Tomorrow's fragrant bouquets and colorful potted plants might last longer, thanks to floriculture research by Agricultural Research Service (ARS) plant physiologist Cai-Zhong Jiang. His investigations might help boost the vase life of favorite cut flowers and shelf life of prized potted plants.
Jiang is with the ARS Crops Pathology and Genetics Research Unit at Davis, Calif. He's collaborating with researchers from the University of California-Davis (UCD) and elsewhere.
In ongoing studies, Jiang, UCD colleague Michael S. Reid and co-researchers have shown that spraying low concentrations of a compound known as thidiazuron (TDZ) has significant, sometimes spectacular effects in extending the life of potted plants' leaves and flowers. For example, in tests with greenhouse-grown cyclamen plants, TDZ-treated plants had a significantly longer life than did unsprayed plants, according to Jiang. Leaves of TDZ-treated cyclamen plants took longer to yellow and fall off than those of untreated plants.

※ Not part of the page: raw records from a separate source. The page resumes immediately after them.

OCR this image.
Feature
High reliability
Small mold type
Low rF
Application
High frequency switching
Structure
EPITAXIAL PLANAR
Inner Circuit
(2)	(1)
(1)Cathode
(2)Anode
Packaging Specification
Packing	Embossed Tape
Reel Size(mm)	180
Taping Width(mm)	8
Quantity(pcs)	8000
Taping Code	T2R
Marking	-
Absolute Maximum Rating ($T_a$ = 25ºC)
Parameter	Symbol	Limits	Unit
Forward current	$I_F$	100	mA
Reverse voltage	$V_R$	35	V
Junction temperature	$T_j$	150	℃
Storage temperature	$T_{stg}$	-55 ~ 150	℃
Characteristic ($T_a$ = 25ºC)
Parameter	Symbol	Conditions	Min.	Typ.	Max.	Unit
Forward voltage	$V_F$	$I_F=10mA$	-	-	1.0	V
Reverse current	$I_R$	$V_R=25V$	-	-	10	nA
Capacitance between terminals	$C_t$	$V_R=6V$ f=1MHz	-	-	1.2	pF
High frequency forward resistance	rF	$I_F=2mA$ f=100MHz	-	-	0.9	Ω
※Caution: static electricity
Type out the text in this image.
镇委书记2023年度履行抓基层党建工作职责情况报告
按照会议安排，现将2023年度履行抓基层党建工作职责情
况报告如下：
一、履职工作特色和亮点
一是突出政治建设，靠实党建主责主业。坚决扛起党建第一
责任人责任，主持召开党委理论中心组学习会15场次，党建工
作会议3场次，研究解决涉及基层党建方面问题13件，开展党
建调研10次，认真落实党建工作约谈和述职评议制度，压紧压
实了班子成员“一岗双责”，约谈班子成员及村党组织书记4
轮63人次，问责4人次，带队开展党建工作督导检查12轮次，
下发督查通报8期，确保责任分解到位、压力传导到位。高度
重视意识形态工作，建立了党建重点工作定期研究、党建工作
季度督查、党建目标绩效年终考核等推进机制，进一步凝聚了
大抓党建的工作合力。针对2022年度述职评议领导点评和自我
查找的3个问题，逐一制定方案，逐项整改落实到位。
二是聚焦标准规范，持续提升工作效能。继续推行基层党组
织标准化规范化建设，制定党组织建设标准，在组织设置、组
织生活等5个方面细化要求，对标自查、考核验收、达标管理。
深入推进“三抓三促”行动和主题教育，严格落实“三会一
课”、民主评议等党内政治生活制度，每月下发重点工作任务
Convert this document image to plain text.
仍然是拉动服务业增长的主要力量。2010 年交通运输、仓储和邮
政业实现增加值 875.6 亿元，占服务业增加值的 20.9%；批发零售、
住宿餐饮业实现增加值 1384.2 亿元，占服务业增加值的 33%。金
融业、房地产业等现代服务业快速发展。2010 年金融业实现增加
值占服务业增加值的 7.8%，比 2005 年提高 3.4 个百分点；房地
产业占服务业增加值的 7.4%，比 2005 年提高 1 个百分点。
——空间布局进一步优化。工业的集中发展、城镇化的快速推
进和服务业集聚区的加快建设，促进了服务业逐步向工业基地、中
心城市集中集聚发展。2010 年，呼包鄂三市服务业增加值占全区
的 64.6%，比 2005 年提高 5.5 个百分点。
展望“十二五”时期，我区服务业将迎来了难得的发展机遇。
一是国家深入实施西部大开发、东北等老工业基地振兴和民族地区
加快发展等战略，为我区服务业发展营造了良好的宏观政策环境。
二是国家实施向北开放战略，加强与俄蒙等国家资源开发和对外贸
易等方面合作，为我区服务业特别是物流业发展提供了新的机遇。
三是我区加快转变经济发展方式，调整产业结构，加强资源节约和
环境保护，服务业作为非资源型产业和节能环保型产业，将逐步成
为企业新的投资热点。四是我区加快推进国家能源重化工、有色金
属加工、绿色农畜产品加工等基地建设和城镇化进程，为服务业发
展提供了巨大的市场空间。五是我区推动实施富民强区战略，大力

TDZ, a synthetic version of a naturally occurring plant compound known as a cytokinin, is not new. But preliminary studies with cut flowers, reported by Reid and co-researchers in 2000, were the first to demonstrate the value of TDZ for a commercial floricultural species--in that case, alstroemeria. The cyclamen experiments conducted by Jiang and collaborators are the first to show the leaf-saving and blossom-boosting effects of TDZ with potted floricultural plants.
Jiang and colleagues reported some of their TDZ findings in Postharvest Biology and Technology earlier this year, and in Acta Horticulturae in 2009.
Though commercial use of TDZ on cut flowers and potted plants seems promising, the researchers' deeper interest lies in determining precisely how TDZ affects genes and proteins inside the plants.